There was some damage out here. If you look at a Spokane map look for Francis off of Division. Follow it out of town til about 3 miles form the end and that is where I am. No damage that I seen in my 'hood, but on 291 there was a tree here & there.
Was at Ernie's quilting clubs show yesterday. Was talking to a woman that leaves by Dear Park. She does not have phone or internet service yet. Another woman that lives in the area is still powerless....

Yup. My bud that lost his tower lives up by the VA hospital. Somewhere "in that area" is the mobile home park that got a bunch of damage..........big trees and limbs falling on trailer homes
 
Yup. My bud that lost his tower lives up by the VA hospital. Somewhere "in that area" is the mobile home park that got a bunch of damage..........big trees and limbs falling on trailer homes

The one that the news has shown the residents beating on each other??
 
In a situation like this would a military surplus crank tower be a viable option? A former pastor of mine was a ham radio enthusiast. He bought his crank tower for a helluva lot less, and because it was made to be portable there was no anchoring to the ground (some sort of splayed feet stand, if I recall correctly).
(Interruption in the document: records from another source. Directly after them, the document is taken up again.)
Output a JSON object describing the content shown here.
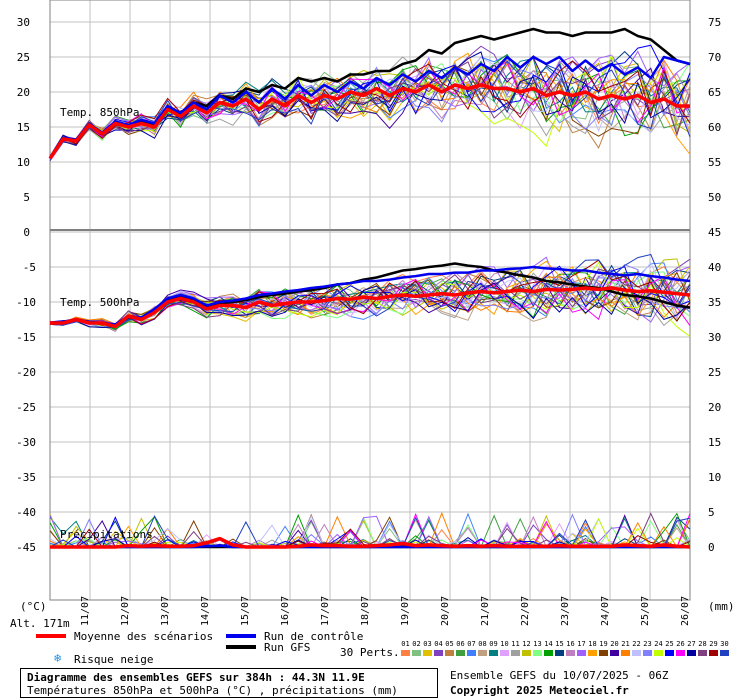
{
  "chart_data": {
    "type": "line",
    "title": "Diagramme des ensembles GEFS sur 384h : 44.3N 11.9E",
    "subtitle": "Températures 850hPa et 500hPa (°C) , précipitations (mm)",
    "ensemble_label": "Ensemble GEFS du 10/07/2025 - 06Z",
    "copyright": "Copyright 2025 Meteociel.fr",
    "altitude": "Alt. 171m",
    "left_unit": "(°C)",
    "right_unit": "(mm)",
    "dates": [
      "11/07",
      "12/07",
      "13/07",
      "14/07",
      "15/07",
      "16/07",
      "17/07",
      "18/07",
      "19/07",
      "20/07",
      "21/07",
      "22/07",
      "23/07",
      "24/07",
      "25/07",
      "26/07"
    ],
    "panels": [
      {
        "name": "Temp. 850hPa",
        "left_ticks": [
          "30",
          "25",
          "20",
          "15",
          "10",
          "5",
          "0"
        ],
        "right_ticks": [
          "75",
          "70",
          "65",
          "60",
          "55",
          "50"
        ],
        "ylim": [
          0,
          30
        ],
        "series": [
          {
            "name": "Moyenne des scénarios",
            "color": "#ff0000",
            "values": [
              10.5,
              13.3,
              13,
              15.3,
              14,
              15.5,
              15,
              15.5,
              15,
              17.5,
              16.5,
              18,
              17,
              18.5,
              18,
              19,
              17.5,
              19,
              18,
              19.5,
              18.5,
              19.5,
              19,
              20,
              19.5,
              20.5,
              19.5,
              20.5,
              20,
              21,
              20,
              21,
              20.5,
              21,
              20.5,
              20.5,
              20,
              20.5,
              19.5,
              20,
              19.5,
              20,
              19,
              19.5,
              19,
              19.5,
              18.5,
              19,
              18,
              18
            ]
          },
          {
            "name": "Run de contrôle",
            "color": "#0000ee",
            "values": [
              10.5,
              13.5,
              13.2,
              15.5,
              14.2,
              15.8,
              15.3,
              16,
              15.5,
              18,
              17,
              18.5,
              17.5,
              19.5,
              18.5,
              20,
              18.5,
              20.5,
              19,
              21,
              19.5,
              21,
              20,
              21.5,
              20.5,
              22,
              21,
              22.5,
              21.5,
              23,
              22,
              23.5,
              22.5,
              24,
              23,
              25,
              23.5,
              25,
              24,
              25,
              23,
              24.5,
              23,
              24,
              22.5,
              23.5,
              22,
              25,
              24.5,
              24
            ]
          },
          {
            "name": "Run GFS",
            "color": "#000000",
            "values": [
              10.5,
              13.4,
              13,
              15.5,
              14,
              15.6,
              15.2,
              15.8,
              15.3,
              17.8,
              17,
              18.5,
              18,
              19.5,
              19,
              20.5,
              20,
              21,
              20.5,
              22,
              21.5,
              22,
              21.5,
              22.5,
              22.5,
              23,
              23,
              24,
              24.5,
              26,
              25.5,
              27,
              27.5,
              28,
              27.5,
              28,
              28.5,
              29,
              28.5,
              28.5,
              28,
              28.5,
              28.5,
              28.5,
              29,
              28,
              27.5,
              26,
              24.5,
              24
            ]
          }
        ]
      },
      {
        "name": "Temp. 500hPa",
        "left_ticks": [
          "-5",
          "-10",
          "-15",
          "-20",
          "-25",
          "-30",
          "-35",
          "-40",
          "-45"
        ],
        "right_ticks": [
          "45",
          "40",
          "35",
          "30",
          "25",
          "20",
          "15",
          "10",
          "5",
          "0"
        ],
        "ylim": [
          -45,
          0
        ],
        "series": [
          {
            "name": "Moyenne des scénarios",
            "color": "#ff0000",
            "values": [
              -13,
              -13,
              -12.5,
              -13,
              -13,
              -13.5,
              -12,
              -12.5,
              -11.5,
              -10,
              -9.5,
              -10,
              -11,
              -10.5,
              -10.5,
              -10.8,
              -10,
              -10.5,
              -10.2,
              -10,
              -10,
              -9.8,
              -9.5,
              -9.6,
              -9.3,
              -9.5,
              -9.2,
              -9,
              -9.2,
              -9,
              -8.8,
              -9,
              -8.7,
              -8.5,
              -8.7,
              -8.5,
              -8.3,
              -8.5,
              -8.2,
              -8.3,
              -8.2,
              -8,
              -8.2,
              -8,
              -8.3,
              -8.5,
              -8.4,
              -8.6,
              -8.8,
              -9
            ]
          },
          {
            "name": "Run de contrôle",
            "color": "#0000ee",
            "values": [
              -13,
              -12.8,
              -12.5,
              -12.8,
              -13,
              -13.2,
              -12,
              -12.2,
              -11,
              -9.5,
              -9,
              -9.5,
              -10.5,
              -10,
              -9.8,
              -9.5,
              -9,
              -8.8,
              -8.5,
              -8.3,
              -8,
              -7.8,
              -7.5,
              -7.3,
              -7,
              -7,
              -6.8,
              -6.5,
              -6.3,
              -6,
              -6,
              -5.8,
              -5.8,
              -5.5,
              -5.5,
              -5.3,
              -5.2,
              -5,
              -5.2,
              -5.3,
              -5.5,
              -5.5,
              -5.8,
              -6,
              -6.2,
              -6,
              -6.3,
              -6.5,
              -6.8,
              -7
            ]
          },
          {
            "name": "Run GFS",
            "color": "#000000",
            "values": [
              -13,
              -12.9,
              -12.5,
              -12.9,
              -13,
              -13.3,
              -12,
              -12.4,
              -11.2,
              -9.8,
              -9.2,
              -9.8,
              -10.5,
              -10.2,
              -10,
              -9.7,
              -9.3,
              -9,
              -8.8,
              -8.5,
              -8.3,
              -8,
              -7.5,
              -7.3,
              -6.8,
              -6.5,
              -6,
              -5.5,
              -5.3,
              -5,
              -4.8,
              -4.5,
              -4.8,
              -5,
              -5.5,
              -5.8,
              -6.2,
              -6.5,
              -7,
              -7.2,
              -7.5,
              -7.8,
              -8,
              -8.5,
              -9,
              -9.2,
              -9.5,
              -10,
              -10.5,
              -10.8
            ]
          }
        ]
      },
      {
        "name": "Précipitations",
        "ylim": [
          0,
          10
        ],
        "series": [
          {
            "name": "Moyenne des scénarios",
            "color": "#ff0000",
            "values": [
              0,
              0,
              0,
              0,
              0,
              0,
              0.2,
              0.1,
              0.2,
              0.1,
              0.1,
              0.2,
              0.6,
              1.2,
              0.3,
              0,
              0,
              0,
              0,
              0.1,
              0.3,
              0.2,
              0.2,
              0.1,
              0.1,
              0.2,
              0.3,
              0.5,
              0.2,
              0.3,
              0.2,
              0.1,
              0.2,
              0.1,
              0.2,
              0.1,
              0.1,
              0.1,
              0.1,
              0.2,
              0.1,
              0.1,
              0.1,
              0.1,
              0.3,
              0.2,
              0.1,
              0.3,
              0.1,
              0
            ]
          },
          {
            "name": "Run de contrôle",
            "color": "#0000ee",
            "values": [
              0,
              0,
              0,
              0,
              0,
              0,
              0,
              0,
              0,
              0,
              0,
              0,
              0.1,
              0.2,
              0,
              0,
              0,
              0,
              0,
              0,
              0,
              0,
              0,
              0,
              0,
              0,
              0,
              0,
              0,
              0,
              0,
              0,
              0,
              0,
              0,
              0,
              0,
              0,
              0,
              0,
              0,
              0,
              0,
              0,
              0,
              0,
              0,
              0,
              0,
              0
            ]
          },
          {
            "name": "Run GFS",
            "color": "#000000",
            "values": [
              0,
              0,
              0,
              0,
              0,
              0,
              0,
              0,
              0,
              0,
              0,
              0,
              0,
              0,
              0,
              0,
              0,
              0,
              0,
              0,
              0,
              0,
              0,
              0,
              0,
              0,
              0,
              0,
              0,
              0,
              0,
              0,
              0,
              0,
              0,
              0,
              0,
              0,
              0,
              0,
              0,
              0,
              0,
              0,
              0,
              0,
              0,
              0,
              0,
              0
            ]
          }
        ]
      }
    ],
    "legend": {
      "mean": "Moyenne des scénarios",
      "control": "Run de contrôle",
      "gfs": "Run GFS",
      "snow": "Risque neige",
      "perts_label": "30 Perts.",
      "perts": [
        "01",
        "02",
        "03",
        "04",
        "05",
        "06",
        "07",
        "08",
        "09",
        "10",
        "11",
        "12",
        "13",
        "14",
        "15",
        "16",
        "17",
        "18",
        "19",
        "20",
        "21",
        "22",
        "23",
        "24",
        "25",
        "26",
        "27",
        "28",
        "29",
        "30"
      ],
      "pert_colors": [
        "#ff8040",
        "#80c080",
        "#e0c000",
        "#8040c0",
        "#c08040",
        "#40a040",
        "#4080ff",
        "#c0a080",
        "#008080",
        "#e0a0ff",
        "#a0a0a0",
        "#c0c000",
        "#80ff80",
        "#00a000",
        "#004080",
        "#c080c0",
        "#a060ff",
        "#ffa000",
        "#804000",
        "#4000a0",
        "#ff8000",
        "#c0c0ff",
        "#8080ff",
        "#c0ff00",
        "#0000ff",
        "#ff00ff",
        "#0000a0",
        "#804080",
        "#a00000",
        "#2040c0"
      ]
    }
  }
}
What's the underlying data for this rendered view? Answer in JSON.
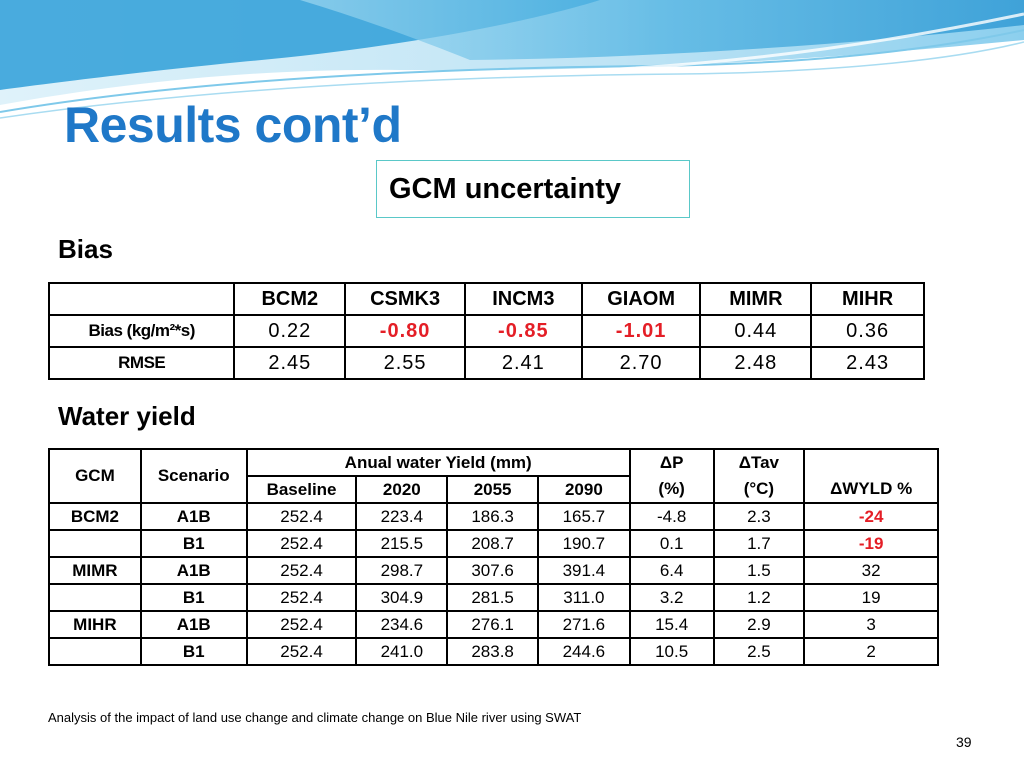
{
  "slide": {
    "title": "Results cont’d",
    "subtitle": "GCM uncertainty",
    "footnote": "Analysis of the impact of land use change and climate change on Blue Nile river using SWAT",
    "page_number": "39"
  },
  "bias_section": {
    "label": "Bias",
    "columns": [
      "",
      "BCM2",
      "CSMK3",
      "INCM3",
      "GIAOM",
      "MIMR",
      "MIHR"
    ],
    "rows": [
      {
        "label": "Bias (kg/m²*s)",
        "values": [
          "0.22",
          "-0.80",
          "-0.85",
          "-1.01",
          "0.44",
          "0.36"
        ]
      },
      {
        "label": "RMSE",
        "values": [
          "2.45",
          "2.55",
          "2.41",
          "2.70",
          "2.48",
          "2.43"
        ]
      }
    ]
  },
  "water_yield_section": {
    "label": "Water yield",
    "headers": {
      "gcm": "GCM",
      "scenario": "Scenario",
      "annual_group": "Anual water Yield (mm)",
      "baseline": "Baseline",
      "y2020": "2020",
      "y2055": "2055",
      "y2090": "2090",
      "dp": "ΔP",
      "dp_unit": "(%)",
      "dtav": "ΔTav",
      "dtav_unit": "(°C)",
      "dwyld": "ΔWYLD %"
    },
    "rows": [
      {
        "gcm": "BCM2",
        "scenario": "A1B",
        "baseline": "252.4",
        "y2020": "223.4",
        "y2055": "186.3",
        "y2090": "165.7",
        "dp": "-4.8",
        "dtav": "2.3",
        "dwyld": "-24"
      },
      {
        "gcm": "",
        "scenario": "B1",
        "baseline": "252.4",
        "y2020": "215.5",
        "y2055": "208.7",
        "y2090": "190.7",
        "dp": "0.1",
        "dtav": "1.7",
        "dwyld": "-19"
      },
      {
        "gcm": "MIMR",
        "scenario": "A1B",
        "baseline": "252.4",
        "y2020": "298.7",
        "y2055": "307.6",
        "y2090": "391.4",
        "dp": "6.4",
        "dtav": "1.5",
        "dwyld": "32"
      },
      {
        "gcm": "",
        "scenario": "B1",
        "baseline": "252.4",
        "y2020": "304.9",
        "y2055": "281.5",
        "y2090": "311.0",
        "dp": "3.2",
        "dtav": "1.2",
        "dwyld": "19"
      },
      {
        "gcm": "MIHR",
        "scenario": "A1B",
        "baseline": "252.4",
        "y2020": "234.6",
        "y2055": "276.1",
        "y2090": "271.6",
        "dp": "15.4",
        "dtav": "2.9",
        "dwyld": "3"
      },
      {
        "gcm": "",
        "scenario": "B1",
        "baseline": "252.4",
        "y2020": "241.0",
        "y2055": "283.8",
        "y2090": "244.6",
        "dp": "10.5",
        "dtav": "2.5",
        "dwyld": "2"
      }
    ]
  },
  "colors": {
    "title": "#1f78c8",
    "negative_highlight": "#e41e26",
    "subtitle_border": "#5ac8c8",
    "banner_light": "#cdeaf7",
    "banner_dark": "#1e8fcf"
  }
}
Easily taken down if a threat of high wind, movable from one charge to the next since the church would rotate pastors every couple of years.

Just askin' since what he told me was about the only thing I know about ham.
 
I have no idea (neither does he) what he's going to do yet. One huge problem for both of us, unrelated to the wind, is the terrible increase in the RF noise floor in the past decade or so. Part of this is the FCC's insistance on pushing that stupid BPL, which was flawed technology from the start.

BPL ---wide band internet over power lines--- is a little like trying to run a 6 second drag car on F70x14 Polyglas. "It juz don' work." But because of the politics of the FCC (and other regulatory bodies) in the last 20 years or so, technically correct and "whut they do" are often quite different.

The upshot? For both him and I, operation on the lower frequency bands has become nearly impossible. 160 meters, (about 1.8 mhz) is nearly impossible on all but rare, odd nights.

So, he might be just erecting a cheaper mast for a simple wire antenna. Not sure, at this point, and neither is he.